Hi, @LoannPeurey! I totally misunderstood your question, to be honest. I thought you were checking if I understood the new metrics logic 🤦 And obviously I misread the purpose of the columns argument of the decorator function 🤦 🤦 Also I forgot that we were trying to get ctc as calculated by LENA, not calculate ctc from its files the same way it is calculated from the VTC files. Hence, the max_distance_ms: int = 1 argument. 🤦🤦🤦 As for the actual question, I would extract one more column from its by adding the following to converters.py

class ItsConverter(AnnotationConverter):
    ...
                lena_cumulative_ctc = conversation_info[2]

That field is empty except for the segments which are the last part of a given conversational turn, therefore, it has to be forward-filled and then zero-filled in the beginning. I would probably do it at the conversion stage with something like

        df = pd.DataFrame(segments)

        # lena_cumulative_ctc is NA for any segment where ctc hasn't changed, let's fill the holes
        df['lena_cumulative_ctc'] = df.lena_cumulative_ctc.ffill().fillna(0)

        return df

After that, for any interval we would take max(lena_cumulative_ctc) - min(lena_cumulative_ctc):

@metricFunction(columns={"lena_cumulative_ctc"}, emptyValue = 0)
def lena_ctc(annotations: pd.DataFrame, duration: int, **kwargs):
    """Conversational turn count (ctc) as calculated by LENA."""
    return annotations.lena_cumulative_ctc.max() - annotations.lena_cumulative_ctc.min()

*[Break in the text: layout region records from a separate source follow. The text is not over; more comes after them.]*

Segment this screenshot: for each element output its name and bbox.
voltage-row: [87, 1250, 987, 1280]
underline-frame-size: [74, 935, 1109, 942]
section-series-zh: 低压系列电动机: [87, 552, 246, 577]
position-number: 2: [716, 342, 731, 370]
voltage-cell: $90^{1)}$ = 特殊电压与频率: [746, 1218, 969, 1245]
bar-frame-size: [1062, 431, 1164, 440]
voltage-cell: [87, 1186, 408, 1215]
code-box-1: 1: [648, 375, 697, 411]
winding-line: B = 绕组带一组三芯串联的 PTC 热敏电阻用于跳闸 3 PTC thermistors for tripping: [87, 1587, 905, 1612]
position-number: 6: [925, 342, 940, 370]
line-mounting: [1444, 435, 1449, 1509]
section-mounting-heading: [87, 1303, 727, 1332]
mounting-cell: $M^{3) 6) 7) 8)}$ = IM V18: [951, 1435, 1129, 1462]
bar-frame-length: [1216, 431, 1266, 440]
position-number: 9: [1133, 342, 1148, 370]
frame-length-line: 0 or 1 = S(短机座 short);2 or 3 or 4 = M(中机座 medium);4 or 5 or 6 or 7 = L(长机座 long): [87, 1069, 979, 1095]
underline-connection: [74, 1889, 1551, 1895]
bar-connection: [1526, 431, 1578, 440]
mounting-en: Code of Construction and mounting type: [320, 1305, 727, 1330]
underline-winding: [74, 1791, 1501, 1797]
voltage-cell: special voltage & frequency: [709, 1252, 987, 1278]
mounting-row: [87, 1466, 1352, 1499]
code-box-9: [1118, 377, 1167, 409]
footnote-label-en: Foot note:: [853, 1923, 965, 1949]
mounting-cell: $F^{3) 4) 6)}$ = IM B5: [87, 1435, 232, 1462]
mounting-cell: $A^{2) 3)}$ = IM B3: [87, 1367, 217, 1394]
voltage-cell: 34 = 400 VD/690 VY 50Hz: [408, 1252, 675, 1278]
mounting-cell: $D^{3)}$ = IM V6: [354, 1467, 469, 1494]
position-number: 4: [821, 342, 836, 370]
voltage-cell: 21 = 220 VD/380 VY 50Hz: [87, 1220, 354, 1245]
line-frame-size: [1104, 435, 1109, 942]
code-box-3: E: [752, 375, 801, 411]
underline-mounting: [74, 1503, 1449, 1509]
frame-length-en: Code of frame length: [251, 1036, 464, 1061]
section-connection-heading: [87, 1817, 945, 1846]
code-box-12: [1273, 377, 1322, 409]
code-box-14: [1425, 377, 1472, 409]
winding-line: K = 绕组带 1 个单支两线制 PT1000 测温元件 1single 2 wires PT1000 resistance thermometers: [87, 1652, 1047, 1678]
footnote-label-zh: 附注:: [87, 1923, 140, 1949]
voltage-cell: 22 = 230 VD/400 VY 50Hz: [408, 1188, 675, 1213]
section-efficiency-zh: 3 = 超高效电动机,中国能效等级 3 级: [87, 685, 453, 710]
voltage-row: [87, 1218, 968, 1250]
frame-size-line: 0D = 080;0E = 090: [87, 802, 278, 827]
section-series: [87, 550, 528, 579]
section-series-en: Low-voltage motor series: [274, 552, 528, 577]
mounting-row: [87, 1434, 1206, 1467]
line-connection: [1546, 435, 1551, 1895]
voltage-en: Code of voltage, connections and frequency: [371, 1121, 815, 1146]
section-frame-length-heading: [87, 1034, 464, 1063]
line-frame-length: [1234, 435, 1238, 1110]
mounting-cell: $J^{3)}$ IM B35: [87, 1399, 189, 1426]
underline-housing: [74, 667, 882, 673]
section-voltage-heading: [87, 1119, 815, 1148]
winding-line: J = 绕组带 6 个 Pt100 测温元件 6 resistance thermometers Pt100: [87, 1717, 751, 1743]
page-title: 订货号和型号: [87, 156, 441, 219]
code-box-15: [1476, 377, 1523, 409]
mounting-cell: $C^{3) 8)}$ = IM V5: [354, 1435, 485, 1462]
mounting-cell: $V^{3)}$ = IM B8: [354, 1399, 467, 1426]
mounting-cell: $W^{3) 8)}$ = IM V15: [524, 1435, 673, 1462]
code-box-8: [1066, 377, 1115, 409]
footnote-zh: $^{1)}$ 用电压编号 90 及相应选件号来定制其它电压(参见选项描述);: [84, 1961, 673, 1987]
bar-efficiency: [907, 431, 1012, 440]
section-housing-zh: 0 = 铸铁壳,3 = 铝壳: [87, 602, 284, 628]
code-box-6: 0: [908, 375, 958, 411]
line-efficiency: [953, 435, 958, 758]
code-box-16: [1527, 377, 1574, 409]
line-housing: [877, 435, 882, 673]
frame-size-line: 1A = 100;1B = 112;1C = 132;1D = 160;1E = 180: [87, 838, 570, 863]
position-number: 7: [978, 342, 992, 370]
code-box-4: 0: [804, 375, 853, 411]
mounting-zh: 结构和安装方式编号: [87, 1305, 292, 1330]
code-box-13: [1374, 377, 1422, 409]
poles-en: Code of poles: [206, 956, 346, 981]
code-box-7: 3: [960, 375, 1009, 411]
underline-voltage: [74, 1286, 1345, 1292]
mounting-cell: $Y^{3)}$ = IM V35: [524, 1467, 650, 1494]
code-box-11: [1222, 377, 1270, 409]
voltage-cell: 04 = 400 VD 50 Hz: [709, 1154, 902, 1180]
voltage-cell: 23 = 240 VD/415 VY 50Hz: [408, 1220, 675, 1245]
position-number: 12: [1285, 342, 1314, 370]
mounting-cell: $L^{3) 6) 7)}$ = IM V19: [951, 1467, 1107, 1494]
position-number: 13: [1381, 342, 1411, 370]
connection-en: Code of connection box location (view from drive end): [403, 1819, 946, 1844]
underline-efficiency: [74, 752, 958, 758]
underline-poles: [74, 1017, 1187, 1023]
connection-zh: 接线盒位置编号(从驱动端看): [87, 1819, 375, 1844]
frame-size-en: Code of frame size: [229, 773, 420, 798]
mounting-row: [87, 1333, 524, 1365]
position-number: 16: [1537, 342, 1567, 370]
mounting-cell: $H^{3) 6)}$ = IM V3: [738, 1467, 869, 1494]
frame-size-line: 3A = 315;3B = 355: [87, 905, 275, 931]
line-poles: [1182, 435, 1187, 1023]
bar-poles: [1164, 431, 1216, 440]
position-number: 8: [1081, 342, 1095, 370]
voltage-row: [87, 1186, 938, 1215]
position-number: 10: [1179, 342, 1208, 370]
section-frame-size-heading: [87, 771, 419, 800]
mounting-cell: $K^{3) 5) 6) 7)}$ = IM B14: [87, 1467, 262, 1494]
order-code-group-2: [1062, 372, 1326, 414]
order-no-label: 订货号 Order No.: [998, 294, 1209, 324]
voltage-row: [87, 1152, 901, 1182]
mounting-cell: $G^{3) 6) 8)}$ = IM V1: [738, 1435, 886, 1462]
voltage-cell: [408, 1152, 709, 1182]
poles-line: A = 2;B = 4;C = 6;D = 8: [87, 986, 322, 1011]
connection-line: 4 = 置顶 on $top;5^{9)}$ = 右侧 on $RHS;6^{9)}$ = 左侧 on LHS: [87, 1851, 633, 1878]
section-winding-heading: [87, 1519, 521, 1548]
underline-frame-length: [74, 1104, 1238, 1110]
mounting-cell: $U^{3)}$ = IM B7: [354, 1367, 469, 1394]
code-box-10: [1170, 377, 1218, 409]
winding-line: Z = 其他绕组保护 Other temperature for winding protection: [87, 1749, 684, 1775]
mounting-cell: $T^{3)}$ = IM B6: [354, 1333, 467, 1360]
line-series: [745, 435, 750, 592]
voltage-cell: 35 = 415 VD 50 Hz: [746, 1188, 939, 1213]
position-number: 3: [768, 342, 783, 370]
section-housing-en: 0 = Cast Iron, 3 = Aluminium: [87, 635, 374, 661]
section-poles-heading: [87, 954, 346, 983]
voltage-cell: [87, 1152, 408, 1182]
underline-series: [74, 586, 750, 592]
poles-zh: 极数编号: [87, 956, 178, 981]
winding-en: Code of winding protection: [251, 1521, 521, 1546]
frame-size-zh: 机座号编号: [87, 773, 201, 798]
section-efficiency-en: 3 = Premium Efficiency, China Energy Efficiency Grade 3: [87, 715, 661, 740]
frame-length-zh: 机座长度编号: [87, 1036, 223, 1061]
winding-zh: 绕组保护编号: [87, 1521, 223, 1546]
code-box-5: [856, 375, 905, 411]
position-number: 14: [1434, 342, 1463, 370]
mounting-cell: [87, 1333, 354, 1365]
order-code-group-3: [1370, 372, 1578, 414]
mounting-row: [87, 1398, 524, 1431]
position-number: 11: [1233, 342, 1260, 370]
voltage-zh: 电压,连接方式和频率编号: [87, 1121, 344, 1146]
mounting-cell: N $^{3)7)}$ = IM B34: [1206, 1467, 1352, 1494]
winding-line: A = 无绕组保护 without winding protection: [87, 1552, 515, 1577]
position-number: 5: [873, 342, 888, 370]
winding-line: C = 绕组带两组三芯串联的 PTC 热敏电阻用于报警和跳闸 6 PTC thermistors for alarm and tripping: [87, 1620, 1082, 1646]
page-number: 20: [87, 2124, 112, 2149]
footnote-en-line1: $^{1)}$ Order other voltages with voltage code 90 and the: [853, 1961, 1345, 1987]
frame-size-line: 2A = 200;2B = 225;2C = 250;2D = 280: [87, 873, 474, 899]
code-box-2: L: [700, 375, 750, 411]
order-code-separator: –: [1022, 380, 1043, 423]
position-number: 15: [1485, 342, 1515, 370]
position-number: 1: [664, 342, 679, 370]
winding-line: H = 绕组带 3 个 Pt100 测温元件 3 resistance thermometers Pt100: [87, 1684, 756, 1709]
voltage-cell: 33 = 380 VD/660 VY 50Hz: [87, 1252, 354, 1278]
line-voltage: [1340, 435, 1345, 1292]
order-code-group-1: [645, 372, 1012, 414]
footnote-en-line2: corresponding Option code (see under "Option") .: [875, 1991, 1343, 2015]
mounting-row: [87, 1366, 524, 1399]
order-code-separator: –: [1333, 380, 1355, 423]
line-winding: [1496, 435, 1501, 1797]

Understood, if we have to import a new column from the its, it means that this will break backward compatibility and we will need to reimport most of our datasets

Isn't that a common situation where you need some extra information from the raw files? Just curious, because in this case, it is probably unnecessary since your calculation should yield the same numbers as mine.

I am not sure if that has occured in the past. I am far from being an expert on lena's file so I am not sure how exhaustive our importation is. But in most other file types, I think the importation aims at getting all the info converted.